Figure 12d,e show the results related to memory and CPU usage. As expected, the CPU usage is proportionally more affected by the execution of the sidecar object, but at the same time the results obtained with a constrained hardware with a bounded configuration confirm that the footprint of a sidecar object instance is definitely limited and multiple sidecars can be executed at the same time. Regarding the memory usage, the Java garbage collector frequently acts to cope with imposed constraints, optimizing the memory utilization gradually over time without ever exceeding limits.
5. Conclusions and Future Works
In this paper we have introduced the concept of the IoT sidecar object, an innovative and scalable methodology to extend smart objects functionalities without modifying the original device/object. Furthermore we presented the design and development of one of its implementation dedicated to the transparent and seamless synchronization of smart object’s data, states and commands with one or more cloud or remote services. An extensive set of experimental analysis has been performed in order to properly evaluate the behaviors and the performance of the proposed solution (integrated with Google Cloud IoT) with several setups and configurations. The design and the modular structure allowed the sidecar object to efficiently operate without the need of being aware of the context in which it is used and deployed. An external orchestrator can coordinate the activation of one or multiple sidecar objects according to the current context without affecting the deployment and the IoT application’s designed behavior. Presented tests show, through the use of multiple metrics, that the proposed solution performs well in terms delays, overhead and consumed resources and that can be consequently deployed in several distributed IoT application scenarios.
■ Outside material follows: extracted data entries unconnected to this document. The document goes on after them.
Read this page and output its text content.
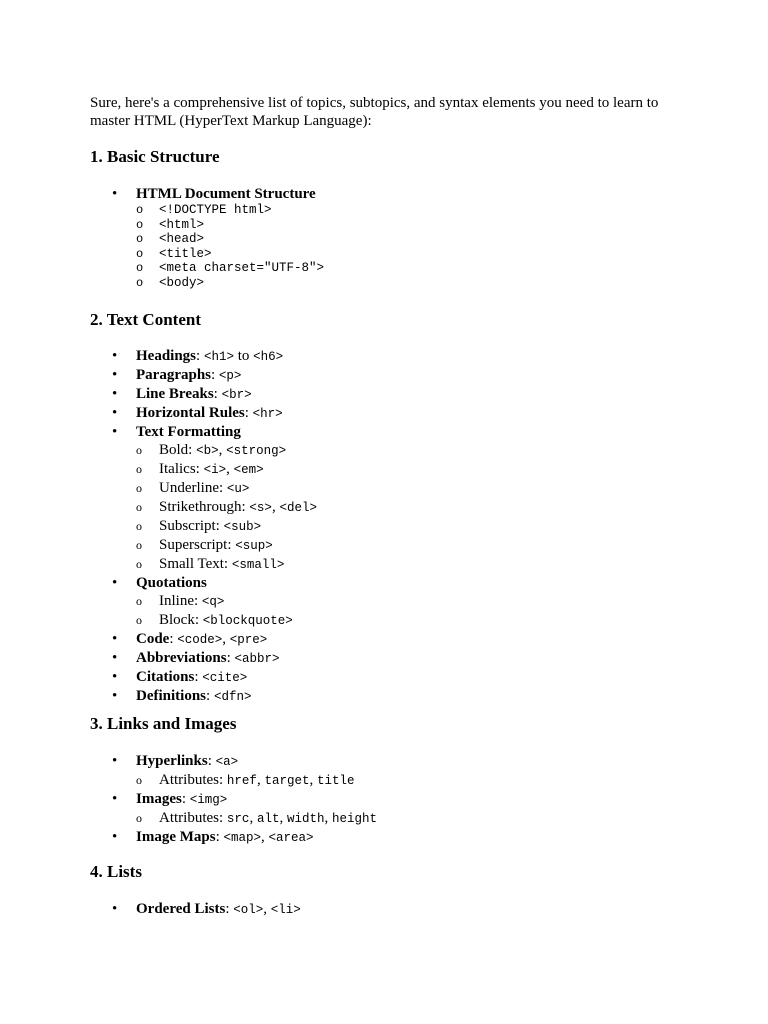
Sure, here's a comprehensive list of topics, subtopics, and syntax elements you need to learn to master HTML (HyperText Markup Language):

1. Basic Structure
• HTML Document Structure
o <!DOCTYPE html>
o <html>
o <head>
o <title>
o <meta charset="UTF-8">
o <body>
2. Text Content
• Headings: <h1> to <h6>
• Paragraphs: <p>
• Line Breaks: <br>
• Horizontal Rules: <hr>
• Text Formatting
o Bold: <b>, <strong>
o Italics: <i>, <em>
o Underline: <u>
o Strikethrough: <s>, <del>
o Subscript: <sub>
o Superscript: <sup>
o Small Text: <small>
• Quotations
o Inline: <q>
o Block: <blockquote>
• Code: <code>, <pre>
• Abbreviations: <abbr>
• Citations: <cite>
• Definitions: <dfn>
3. Links and Images
• Hyperlinks: <a>
o Attributes: href, target, title
• Images: <img>
o Attributes: src, alt, width, height
• Image Maps: <map>, <area>
4. Lists
• Ordered Lists: <ol>, <li>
In the context of microservices oriented IoT applications we strongly believe that this solution will allow to easily introduce new IoT behaviors and services making existing smart objects and devices capable of increasing their functionalities, without requiring any direct changes to their original implementation. This approach follows the new IoT technology trends associated to microservices and IoT edge computing applications where the operative functionalities are broken down into small, modular, independently deployable and loosely-coupled microelements. Target applications scenarios involve (but are not limited to): (i) digital twin [
27,
28] creation and management where the responsibility to create and update the clone is delegated to the sidecar object; (ii) an edge oriented serverless and lambda functions [
29,
30] execution of management where the complexity and intelligence is outside the smart object and (iii) IoT container orchestration and support for IoT microservice mesh (denoted as Service Mesh) [
31] where the sidecar acts as inbound service for the smart object handling protocols translation, access control and additional security features.
Furthermore additional and interesting developments are related to: (i) the implementation of additional integration with cloud modules in order to support new IoT cloud services (e.g., AWS IoT and Azure IoT) for smart object synchronization; (ii) the performance evaluation of the sidecar object using different mobile internet connectivity in order to understand the behavior and the potential limitation and new requirements related to mobility and data caching; and (iii) to the investigation of innovative sidecar object orchestration patterns.